The information was contained in a report titled, ‘Children in West and Central Africa among those who suffer highest rates of grave violations in armed conflict.’

Focusing on the impact of armed conflicts on children on the continent, the document observed that West and Central African regions were worst hit.

In the Nigerian scenario, it said North East kids had suffered the most of the 12-year insurgency in the zone. Describing the situation as unacceptable, UNICEF Chief of Maiduguri Field Office, Phuong Nguyen, said: “This report shows the extent of the grave violations of children’s rights in Nigeria and across the West and Central Africa region – violations that must be ended by all parties to conflicts. Children must have an opportunity to grow, learn, work and contribute to the healthy future of this country. That can only happen if they are protected from violence and the worst impacts of conflict.”

The report called for increased support for efforts to prevent and respond to grave violations against children, as well as for scaling-up the documentation of such violations.

“Since 2016, the West and Central Africa region has recorded more than 21,000 children verified by the United Nations (UN) as recruited and used by armed forces and non-state armed groups, and more than 2,200 children victims of sexual violence. More than 3,500 children were abducted and more than 1,500 incidents of attacks on schools and hospitals were recorded.

“In Nigeria, there have been 25 attacks on schools so far this year, with 1,440 students abducted,” the document revealed.
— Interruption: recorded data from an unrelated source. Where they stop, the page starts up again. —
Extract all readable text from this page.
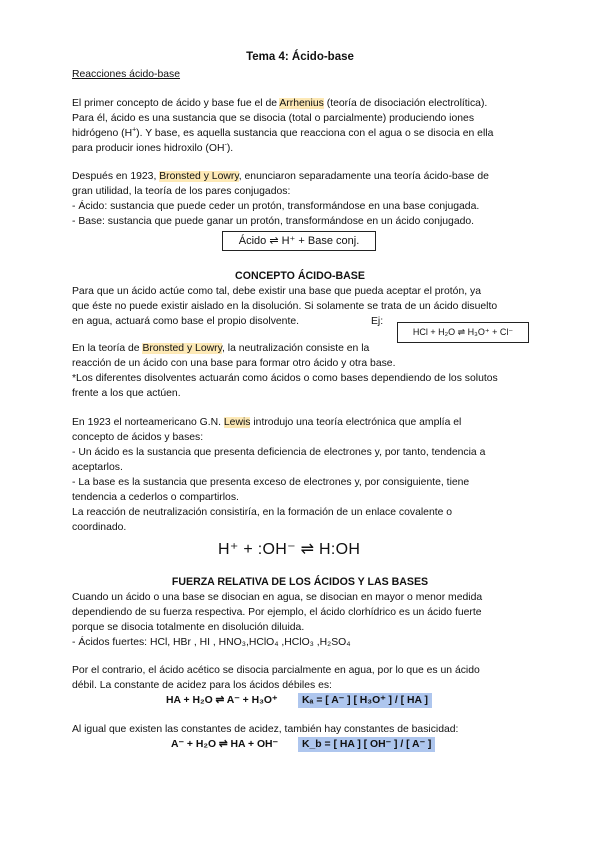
Tema 4: Ácido-base
Reacciones ácido-base
El primer concepto de ácido y base fue el de Arrhenius (teoría de disociación electrolítica).
Para él, ácido es una sustancia que se disocia (total o parcialmente) produciendo iones
hidrógeno (H+). Y base, es aquella sustancia que reacciona con el agua o se disocia en ella
para producir iones hidroxilo (OH-).
Después en 1923, Bronsted y Lowry, enunciaron separadamente una teoría ácido-base de
gran utilidad, la teoría de los pares conjugados:
- Ácido: sustancia que puede ceder un protón, transformándose en una base conjugada.
- Base: sustancia que puede ganar un protón, transformándose en un ácido conjugado.
Ácido ⇌ H⁺ + Base conj.
CONCEPTO ÁCIDO-BASE
Para que un ácido actúe como tal, debe existir una base que pueda aceptar el protón, ya
que éste no puede existir aislado en la disolución. Si solamente se trata de un ácido disuelto
en agua, actuará como base el propio disolvente.	Ej:
HCl + H₂O ⇌ H₃O⁺ + Cl⁻
En la teoría de Bronsted y Lowry, la neutralización consiste en la
reacción de un ácido con una base para formar otro ácido y otra base.
*Los diferentes disolventes actuarán como ácidos o como bases dependiendo de los solutos
frente a los que actúen.
En 1923 el norteamericano G.N. Lewis introdujo una teoría electrónica que amplía el
concepto de ácidos y bases:
- Un ácido es la sustancia que presenta deficiencia de electrones y, por tanto, tendencia a
aceptarlos.
- La base es la sustancia que presenta exceso de electrones y, por consiguiente, tiene
tendencia a cederlos o compartirlos.
La reacción de neutralización consistiría, en la formación de un enlace covalente o
coordinado.
H⁺ + :OH⁻ ⇌ H:OH
FUERZA RELATIVA DE LOS ÁCIDOS Y LAS BASES
Cuando un ácido o una base se disocian en agua, se disocian en mayor o menor medida
dependiendo de su fuerza respectiva. Por ejemplo, el ácido clorhídrico es un ácido fuerte
porque se disocia totalmente en disolución diluida.
- Ácidos fuertes: HCl, HBr , HI , HNO₃,HClO₄ ,HClO₃ ,H₂SO₄
Por el contrario, el ácido acético se disocia parcialmente en agua, por lo que es un ácido
débil. La constante de acidez para los ácidos débiles es:
HA + H₂O ⇌ A⁻ + H₃O⁺	Kₐ = [ A⁻ ] [ H₃O⁺ ] / [ HA ]
Al igual que existen las constantes de acidez, también hay constantes de basicidad:
A⁻ + H₂O ⇌ HA + OH⁻	K_b = [ HA ] [ OH⁻ ] / [ A⁻ ]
In response to the spike in children’s unmet essential needs, including protection, UNICEF has been working with governments, local authorities and partners to strengthen the monitoring and reporting mechanism, support the release and reintegration of children from armed forces and groups, reunite separated children with their families, provide medical and psychosocial care for conflict-affected children, and provide care for survivors of sexual and gender-based violence.

“Mental health and psychosocial support for children and adolescents are essential and at the heart of UNICEF’s humanitarian response. When provided with the necessary care and psychosocial support, access to schooling and access to livelihoods, children are able to process what they have experienced and rebuild their lives,” said UNICEF Regional Director for West and Central Africa, Marie-Pierre Poirier.